Valse Oorzaak dalam penegakkan hukum
A
A
A
Dalam penegakkan hukum dikenal asas ejus nulla culpa est cui parere necesse sit, yang artinya “tidak ada kesalahan yang melibatkan orang yang taat pada peraturan secara mutlak”.
Asas tersebut diberlakukan untuk mewujudkan kepastian hukum bagi subjek hukum mana pun,baik pribadi hukum maupun badan hukum.
Dalam praktiknya, penerapan asas tersebut sangat bergantung pada perilaku aparatur hukum dan pemahamannya yang mendalam mengenai teori dan asas hukum.
Dengan demikian, aparatur hukum tidak meninggalkan prinsip-prinsip hukum yang harus dihormati dan terjebak pada alasan yang salah (valse oorzaak) dalam penegakan hukum di Indonesia.
Pelampauan wewenang
Di Indonesia penerapan asas ejus nulla culpa est cui parere necesse sit menjadi tidak mudah diterapkan karena ketidakpastian hukum yang diciptakan aparatur hukum dalam memahami suatu ketentuan sehingga cenderung menghasilkan alasan yang salah (valse oorzaak).
Misalnya, ketentuan yang jelas dikategorikan sebagai tindakan dan perbuatan mala-administrasi menjadi alasan yang salah (valse oorzaak) untuk menetapkannya sebagai pelanggaran pidana.
Suatu perbuatan yang jelas diatur dan dikenakan sanksi administratif bahkan bergeser tanpa logika dan teori hukum menjadi dikenakan sanksi pidana secara mutlak akibat alasan yang salah (valse oorzaak) pada pemahaman aparatur hukum.
Dalam asas hukum, pergeseran penyelesaian hukum administrasi negara menjadi hukum pidana hanya dapat terjadi ketika alat negara melalui kewenangan administrasinya tidak dapat bekerja atau tidak mampu mencapai tujuan akhir dari pelaksanaan wewenangnya untuk membatasi dan menegakkan suatu ketentuan.
Jika ada aparatur hukum yang melakukan tindakan publiknya secara paksa dengan mekanisme pidana padahal instansi pemerintah yang berwenang belum melakukan atau belum menegakkan sanksi administrasinya, aparatur hukum tersebut tidak hanya melakukan pelampauan wewenang.

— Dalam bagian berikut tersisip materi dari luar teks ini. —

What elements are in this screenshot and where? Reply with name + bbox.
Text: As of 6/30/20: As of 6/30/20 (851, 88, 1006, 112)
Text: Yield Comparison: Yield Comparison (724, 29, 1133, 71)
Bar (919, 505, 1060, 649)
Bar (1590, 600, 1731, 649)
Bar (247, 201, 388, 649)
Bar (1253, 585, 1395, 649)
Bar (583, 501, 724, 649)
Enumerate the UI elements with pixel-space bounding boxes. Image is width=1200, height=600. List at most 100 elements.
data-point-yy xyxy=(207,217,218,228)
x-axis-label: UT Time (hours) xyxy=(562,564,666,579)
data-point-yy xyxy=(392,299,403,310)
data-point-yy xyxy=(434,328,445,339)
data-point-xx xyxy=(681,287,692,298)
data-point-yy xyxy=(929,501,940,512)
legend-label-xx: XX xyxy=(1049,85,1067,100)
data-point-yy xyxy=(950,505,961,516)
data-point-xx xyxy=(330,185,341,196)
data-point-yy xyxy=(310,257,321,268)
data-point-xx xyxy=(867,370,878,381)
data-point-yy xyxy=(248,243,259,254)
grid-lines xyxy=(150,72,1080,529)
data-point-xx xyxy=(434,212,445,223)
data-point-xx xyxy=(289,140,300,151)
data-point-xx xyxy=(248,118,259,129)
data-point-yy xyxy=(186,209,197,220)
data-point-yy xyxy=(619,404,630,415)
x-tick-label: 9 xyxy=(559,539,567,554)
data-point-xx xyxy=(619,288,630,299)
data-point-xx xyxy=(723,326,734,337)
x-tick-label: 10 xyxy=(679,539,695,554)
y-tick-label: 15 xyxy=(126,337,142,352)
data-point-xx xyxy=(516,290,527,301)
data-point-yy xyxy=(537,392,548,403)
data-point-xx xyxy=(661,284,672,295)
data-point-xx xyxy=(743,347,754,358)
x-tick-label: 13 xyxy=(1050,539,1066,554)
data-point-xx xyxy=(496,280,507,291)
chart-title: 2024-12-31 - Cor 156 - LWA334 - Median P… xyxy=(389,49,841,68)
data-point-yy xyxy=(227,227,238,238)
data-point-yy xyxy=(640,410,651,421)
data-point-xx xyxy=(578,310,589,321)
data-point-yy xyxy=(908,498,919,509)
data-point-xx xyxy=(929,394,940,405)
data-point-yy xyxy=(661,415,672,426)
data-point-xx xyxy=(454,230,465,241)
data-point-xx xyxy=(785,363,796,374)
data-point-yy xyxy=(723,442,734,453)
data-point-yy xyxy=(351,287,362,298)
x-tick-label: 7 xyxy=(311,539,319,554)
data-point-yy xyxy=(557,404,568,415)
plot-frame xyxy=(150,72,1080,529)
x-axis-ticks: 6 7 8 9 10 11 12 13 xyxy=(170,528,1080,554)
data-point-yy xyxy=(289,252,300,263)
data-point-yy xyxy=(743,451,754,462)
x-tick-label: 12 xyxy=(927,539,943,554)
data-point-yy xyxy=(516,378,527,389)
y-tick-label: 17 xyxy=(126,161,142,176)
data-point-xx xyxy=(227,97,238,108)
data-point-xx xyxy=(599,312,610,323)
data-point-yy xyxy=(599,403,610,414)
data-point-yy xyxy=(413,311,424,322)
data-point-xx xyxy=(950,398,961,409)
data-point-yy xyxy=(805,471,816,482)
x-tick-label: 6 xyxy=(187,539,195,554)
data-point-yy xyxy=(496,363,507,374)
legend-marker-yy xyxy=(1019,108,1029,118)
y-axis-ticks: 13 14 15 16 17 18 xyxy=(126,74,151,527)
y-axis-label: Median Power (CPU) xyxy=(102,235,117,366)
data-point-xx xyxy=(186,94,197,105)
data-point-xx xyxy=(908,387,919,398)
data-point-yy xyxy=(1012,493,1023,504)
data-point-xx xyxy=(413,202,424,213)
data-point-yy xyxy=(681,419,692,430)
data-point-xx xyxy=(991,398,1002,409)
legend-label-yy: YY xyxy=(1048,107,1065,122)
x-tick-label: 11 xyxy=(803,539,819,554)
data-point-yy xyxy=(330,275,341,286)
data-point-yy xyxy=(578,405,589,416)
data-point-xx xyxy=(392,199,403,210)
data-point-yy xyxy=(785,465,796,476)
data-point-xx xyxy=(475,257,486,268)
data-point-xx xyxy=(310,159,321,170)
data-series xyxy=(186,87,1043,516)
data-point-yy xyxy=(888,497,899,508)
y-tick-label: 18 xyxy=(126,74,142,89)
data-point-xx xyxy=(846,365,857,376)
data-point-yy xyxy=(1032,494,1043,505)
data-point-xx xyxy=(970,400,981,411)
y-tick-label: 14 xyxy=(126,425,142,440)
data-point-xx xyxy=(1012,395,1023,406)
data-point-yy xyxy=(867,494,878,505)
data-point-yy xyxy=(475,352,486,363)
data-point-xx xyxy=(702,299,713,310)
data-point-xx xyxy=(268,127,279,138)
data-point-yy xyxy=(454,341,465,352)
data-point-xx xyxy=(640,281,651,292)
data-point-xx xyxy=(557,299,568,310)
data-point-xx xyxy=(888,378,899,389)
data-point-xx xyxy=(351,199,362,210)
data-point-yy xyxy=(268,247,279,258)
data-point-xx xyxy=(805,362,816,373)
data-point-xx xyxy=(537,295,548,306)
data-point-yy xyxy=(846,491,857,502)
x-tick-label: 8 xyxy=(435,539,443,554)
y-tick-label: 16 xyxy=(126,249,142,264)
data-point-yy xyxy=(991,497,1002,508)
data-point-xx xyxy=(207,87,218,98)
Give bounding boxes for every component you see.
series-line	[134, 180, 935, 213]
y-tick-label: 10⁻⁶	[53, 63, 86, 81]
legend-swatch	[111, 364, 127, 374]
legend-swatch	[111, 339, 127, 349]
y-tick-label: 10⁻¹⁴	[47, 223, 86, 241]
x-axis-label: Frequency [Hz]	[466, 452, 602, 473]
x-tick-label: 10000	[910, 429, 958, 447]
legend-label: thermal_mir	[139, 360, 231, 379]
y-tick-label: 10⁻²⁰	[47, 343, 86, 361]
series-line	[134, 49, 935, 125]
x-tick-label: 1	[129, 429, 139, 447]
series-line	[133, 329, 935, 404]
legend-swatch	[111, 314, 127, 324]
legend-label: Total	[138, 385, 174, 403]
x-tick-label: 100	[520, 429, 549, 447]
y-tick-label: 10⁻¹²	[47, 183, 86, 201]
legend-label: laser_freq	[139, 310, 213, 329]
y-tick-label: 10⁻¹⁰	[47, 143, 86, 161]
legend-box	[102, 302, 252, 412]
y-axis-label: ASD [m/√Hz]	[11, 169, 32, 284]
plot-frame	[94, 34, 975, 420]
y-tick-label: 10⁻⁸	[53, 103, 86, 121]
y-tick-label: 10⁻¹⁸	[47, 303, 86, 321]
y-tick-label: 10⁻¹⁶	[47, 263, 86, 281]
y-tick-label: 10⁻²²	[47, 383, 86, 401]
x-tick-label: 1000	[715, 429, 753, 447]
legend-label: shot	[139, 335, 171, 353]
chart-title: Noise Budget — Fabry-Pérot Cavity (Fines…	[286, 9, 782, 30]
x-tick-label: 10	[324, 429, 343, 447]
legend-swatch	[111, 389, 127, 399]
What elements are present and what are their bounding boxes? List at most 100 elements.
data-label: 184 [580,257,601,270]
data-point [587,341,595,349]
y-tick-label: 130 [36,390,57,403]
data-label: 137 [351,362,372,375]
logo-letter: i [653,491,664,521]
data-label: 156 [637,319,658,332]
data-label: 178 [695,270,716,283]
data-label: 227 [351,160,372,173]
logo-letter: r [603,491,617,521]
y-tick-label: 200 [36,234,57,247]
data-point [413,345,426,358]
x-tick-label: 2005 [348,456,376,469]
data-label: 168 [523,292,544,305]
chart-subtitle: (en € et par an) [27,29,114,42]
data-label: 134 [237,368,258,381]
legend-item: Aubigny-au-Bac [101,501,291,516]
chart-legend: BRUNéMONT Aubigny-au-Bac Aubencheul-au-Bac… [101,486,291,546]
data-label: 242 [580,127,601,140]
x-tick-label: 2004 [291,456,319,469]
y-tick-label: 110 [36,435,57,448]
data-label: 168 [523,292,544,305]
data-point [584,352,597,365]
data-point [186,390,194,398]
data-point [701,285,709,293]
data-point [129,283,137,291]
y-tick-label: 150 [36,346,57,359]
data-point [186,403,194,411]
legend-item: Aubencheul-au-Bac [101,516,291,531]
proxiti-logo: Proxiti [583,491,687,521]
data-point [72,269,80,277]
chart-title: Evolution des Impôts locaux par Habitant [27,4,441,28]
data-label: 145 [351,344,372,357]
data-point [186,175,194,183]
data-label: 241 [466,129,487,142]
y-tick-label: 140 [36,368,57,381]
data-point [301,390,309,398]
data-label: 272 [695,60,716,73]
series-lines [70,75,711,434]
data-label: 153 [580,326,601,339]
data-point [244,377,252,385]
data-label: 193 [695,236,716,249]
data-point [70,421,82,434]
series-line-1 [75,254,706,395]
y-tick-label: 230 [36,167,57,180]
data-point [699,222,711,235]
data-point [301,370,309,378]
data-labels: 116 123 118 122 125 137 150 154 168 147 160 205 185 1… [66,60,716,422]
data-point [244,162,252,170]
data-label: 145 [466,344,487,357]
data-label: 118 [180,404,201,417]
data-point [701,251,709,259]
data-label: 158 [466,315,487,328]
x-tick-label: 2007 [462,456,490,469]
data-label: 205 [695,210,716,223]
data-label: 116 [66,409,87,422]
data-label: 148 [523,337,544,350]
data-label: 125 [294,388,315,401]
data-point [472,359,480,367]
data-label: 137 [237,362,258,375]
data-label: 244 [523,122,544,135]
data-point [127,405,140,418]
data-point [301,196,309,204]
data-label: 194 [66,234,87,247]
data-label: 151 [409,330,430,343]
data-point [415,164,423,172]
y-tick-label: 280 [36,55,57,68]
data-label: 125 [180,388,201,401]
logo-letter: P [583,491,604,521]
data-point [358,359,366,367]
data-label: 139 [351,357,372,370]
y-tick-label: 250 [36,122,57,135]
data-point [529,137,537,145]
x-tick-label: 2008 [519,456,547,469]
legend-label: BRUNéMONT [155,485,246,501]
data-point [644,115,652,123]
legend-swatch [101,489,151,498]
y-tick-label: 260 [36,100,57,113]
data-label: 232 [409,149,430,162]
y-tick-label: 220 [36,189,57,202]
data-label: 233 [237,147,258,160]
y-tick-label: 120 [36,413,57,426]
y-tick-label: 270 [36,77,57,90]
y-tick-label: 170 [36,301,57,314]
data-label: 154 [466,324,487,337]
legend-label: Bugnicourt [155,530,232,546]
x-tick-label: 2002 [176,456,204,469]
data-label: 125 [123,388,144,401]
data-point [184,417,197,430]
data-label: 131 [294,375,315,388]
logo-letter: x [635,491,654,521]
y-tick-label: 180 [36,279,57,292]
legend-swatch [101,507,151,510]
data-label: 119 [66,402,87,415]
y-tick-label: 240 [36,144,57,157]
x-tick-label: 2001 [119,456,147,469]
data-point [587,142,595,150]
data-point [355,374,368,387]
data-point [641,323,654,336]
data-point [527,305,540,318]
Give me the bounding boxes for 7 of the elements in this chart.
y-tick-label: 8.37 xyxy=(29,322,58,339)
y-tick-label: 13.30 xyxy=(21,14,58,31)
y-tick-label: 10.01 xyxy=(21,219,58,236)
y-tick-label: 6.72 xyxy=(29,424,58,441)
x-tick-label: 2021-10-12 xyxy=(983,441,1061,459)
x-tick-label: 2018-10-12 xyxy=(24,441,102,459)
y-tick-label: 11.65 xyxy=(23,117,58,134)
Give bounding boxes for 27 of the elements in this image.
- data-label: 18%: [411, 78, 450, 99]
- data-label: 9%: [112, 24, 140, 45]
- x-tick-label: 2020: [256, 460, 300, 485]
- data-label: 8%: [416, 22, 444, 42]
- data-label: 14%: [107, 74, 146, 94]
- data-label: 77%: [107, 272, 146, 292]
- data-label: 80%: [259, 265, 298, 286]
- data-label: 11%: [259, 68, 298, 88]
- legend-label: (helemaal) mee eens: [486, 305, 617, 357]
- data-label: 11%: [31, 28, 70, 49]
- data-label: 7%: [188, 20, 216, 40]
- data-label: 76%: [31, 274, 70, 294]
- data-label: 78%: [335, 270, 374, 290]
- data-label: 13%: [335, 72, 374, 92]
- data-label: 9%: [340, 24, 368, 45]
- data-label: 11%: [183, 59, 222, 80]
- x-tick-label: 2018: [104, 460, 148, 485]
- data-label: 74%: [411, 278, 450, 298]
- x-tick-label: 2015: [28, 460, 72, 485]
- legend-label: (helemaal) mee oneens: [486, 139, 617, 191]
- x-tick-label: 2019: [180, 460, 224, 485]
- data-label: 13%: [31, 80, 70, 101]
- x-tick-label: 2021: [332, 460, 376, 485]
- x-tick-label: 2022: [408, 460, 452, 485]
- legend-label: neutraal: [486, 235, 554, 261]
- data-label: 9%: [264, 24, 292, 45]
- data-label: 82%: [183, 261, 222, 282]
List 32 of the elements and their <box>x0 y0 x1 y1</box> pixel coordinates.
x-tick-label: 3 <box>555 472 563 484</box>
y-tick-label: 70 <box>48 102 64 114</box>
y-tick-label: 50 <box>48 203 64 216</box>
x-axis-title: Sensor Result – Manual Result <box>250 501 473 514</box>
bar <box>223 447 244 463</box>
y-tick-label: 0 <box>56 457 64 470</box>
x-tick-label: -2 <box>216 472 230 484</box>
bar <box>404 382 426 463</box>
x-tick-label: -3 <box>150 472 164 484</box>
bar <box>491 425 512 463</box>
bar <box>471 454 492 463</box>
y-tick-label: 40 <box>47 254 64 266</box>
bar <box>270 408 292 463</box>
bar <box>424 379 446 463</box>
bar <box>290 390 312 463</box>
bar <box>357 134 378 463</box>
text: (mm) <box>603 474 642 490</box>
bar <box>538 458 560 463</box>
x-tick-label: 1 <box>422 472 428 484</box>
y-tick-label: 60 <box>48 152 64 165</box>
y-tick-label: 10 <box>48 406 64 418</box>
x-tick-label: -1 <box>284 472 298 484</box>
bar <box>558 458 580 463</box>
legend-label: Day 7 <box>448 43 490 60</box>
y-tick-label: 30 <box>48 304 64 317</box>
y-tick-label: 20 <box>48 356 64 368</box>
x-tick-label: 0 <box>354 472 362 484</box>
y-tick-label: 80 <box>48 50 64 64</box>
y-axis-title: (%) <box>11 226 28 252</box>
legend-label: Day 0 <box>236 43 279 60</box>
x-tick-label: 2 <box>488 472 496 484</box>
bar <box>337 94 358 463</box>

Akan tetapi, alat negara tersebut dapat dianggap melakukan tindakan publiknya dengan daya paksa yang salah sehingga dapat ditiadakan secara mutlak dari semula (ab ovo).
Misalnya, dalam kasus Indar Atmanto selaku direktur utama PT Indosat Mega Media, pembayaran BHP Telekomunikasi, USO, maupun BHP Spektrum Frekuensi Radio yang diatur UU Telekomunikasi dalam mekanisme dan penyelesaian sengketanya yang merupakan bagian dari wewenang administrasi Kementerian Komunikasi dan Informatika.
Wewenang tersebut dalam teori hukum merupakan wewenang atributif sehingga tidak ada instansi atau aparatur lain yang memiliki wewenang tersebut, baik untuk penyelesaian administrasinya maupun kemungkinan prosedur dan syarat penanganan pelanggaran hukumnya.
Hal ini disebabkan wewenang itu menurut undangundang mutlak menjadi wewenang Kementerian Komunikasi dan Informatika.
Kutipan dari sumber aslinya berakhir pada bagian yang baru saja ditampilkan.